6 books Sydney Smith would love to illustrate
Sydney Smith is an award-winning children's book illustrator from Nova Scotia.
He won the 2018 Governor General's Literary Award for children's literature — illustrated books for his wordless picture book Sidewalk Flowers by JonArno Lawson.
His picture book Town Is by the Sea, written by Joanne Schwartz, won the $50,000 2018 TD Canadian Children's Literature Award — the richest for Canadian kids literature — awarded annually to the creators of one book for readers up to the age of 12.
Smith's latest is Small in the City, a picture book he wrote and illustrated about a young boy who is on the hunt for a precious item he has lost on a snowy day in a big city.
Small in the City won the 2019 Governor General's Literary Award for young people's literature — illustration.
In 2017, the award-winning illustrator talked to CBC Books about the stories that he'd love to illustrate.
Fighting Fantasy series by Steve Jackson and Ian Livingstone
"I was deep into these choose your own adventure books when I was young. I would never read them properly. If I turned to page 36 and found that I took a wrong turn and the evil necromancer killed me, I would just go back and take the other option. (But what are you supposed to do, die? And just close the book for good?)
"But I was drawing A LOT at that time and the illustrations inspired many of my own drawings. It was about being lost in the details of something that didn't exist. The way a dragon's neck would curl or how a giant's shadow would be cast on the side of a mountain. That level of transportation was only limited by my imagination.

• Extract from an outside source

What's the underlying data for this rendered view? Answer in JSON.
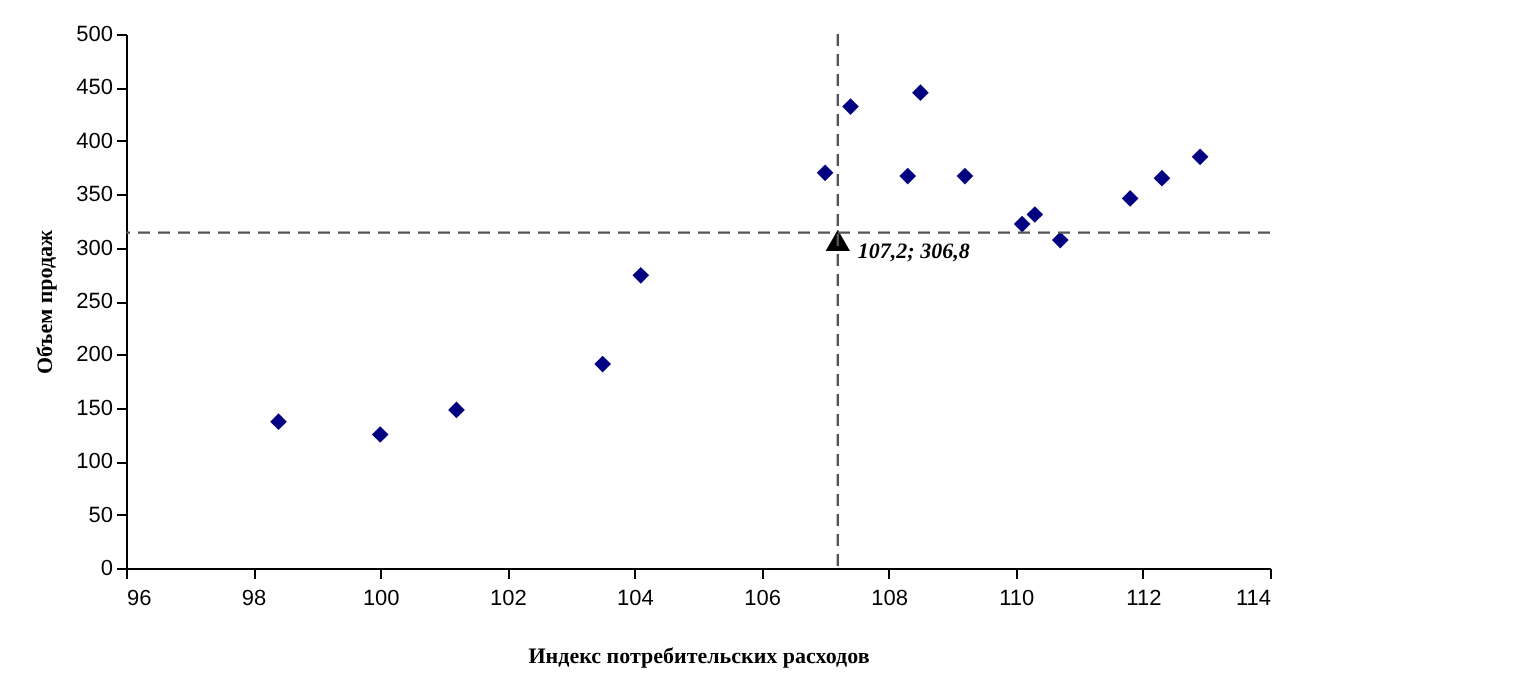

That's why I started drawing and that's why I still draw."
The Buried Giant by Kazuo Ishiguro
"As I grow older I still appreciate fantasy, but I get tired of the muscular warrior, the grumpy dwarf and the buxom elf. This book still has the mystery and magic, but takes the reality of it to another level. The main characters aren't battling an enemy of unfathomable wickedness with powers of dark magic. It's more about their relationship and living with past regrets. Ishiguro takes a convention and adds a level of reality to it. It's not about the barbarian's perfect body and the feats of strength. Now it's more about the character's blemishes and weaknesses that make the fantastic elements more real. If I were to illustrate this book, I would do the same."
Fifteen Dogs by André Alexis
"I have been living in Toronto for three years and I'm still new here. I tell people I just moved here. I'm not sure when that will change but reading books set in Toronto helps. Another thing that helps is setting my books in Toronto. Sidewalk Flowers, the first book I illustrated in this city, is so Toronto. It has everything but the CN Tower and Drake. This book has the fantasy of talking dogs mixed with reality of survival, death and the search of happiness. It's the same equation.
"Fantasy + practical reality = good reading."
The Ocean at the End of the Lane by Neil Gaiman
"I have been a longtime fan of Neil Gaiman's work since a friend in high school loaned me some Sandman anthologies. It's a complicated relationship I have with Gaiman's works. The closer an author gets to writing something I would write myself the harder I am on them. I feel like Neil Gaiman and I were best friends in Grade 5, carrying around binders of lined paper, drawing writing and reading about mythology and fantasy."
Tower of Babylon by Ted Chiang
"Chiang's sci-fi short stories take the practical treatment of an unreal premise to such an extent its almost self-indulgent. But that's a good place to be. I guess it's like being so good at your job, its threatening to others who just look at it. Tower of Babylon was the first story of his I read and it's stuck in my head. Maybe because I've been building towers out of blocks for my nine month old to destroy.
"Growing up, my mother and stepfather were, and continue to be, ministers. I may have seen too much behind the scenes to ever feel like the church is for me and I may disagree with some of what the Bible preaches, but I love mythology of all religions. Christianity is no exception. Chiang's story is not just about injecting a realism into a myth, it's about choosing how to introduce those elements in a way that makes it seems so normal. The Tower of Babel is built so high that the characters climb past the sun, past the stars and the planets but it is described in such way it makes complete sense. To draw like that would be to make the imaginary real by focusing on the real details, not the fantasy."
The poetry of Alison Smith
"At the risk of being nepotistic, I would love to illustrate something my sister has written. I am a huge fan of her poetry. But I'm also coming at it from a unique angle. She writes about our region and our family in ways that remind me that even though we shared a youth together we experienced things independently. Not many people get the opportunity to glimpse into the mind and memories of someone you've known your whole life."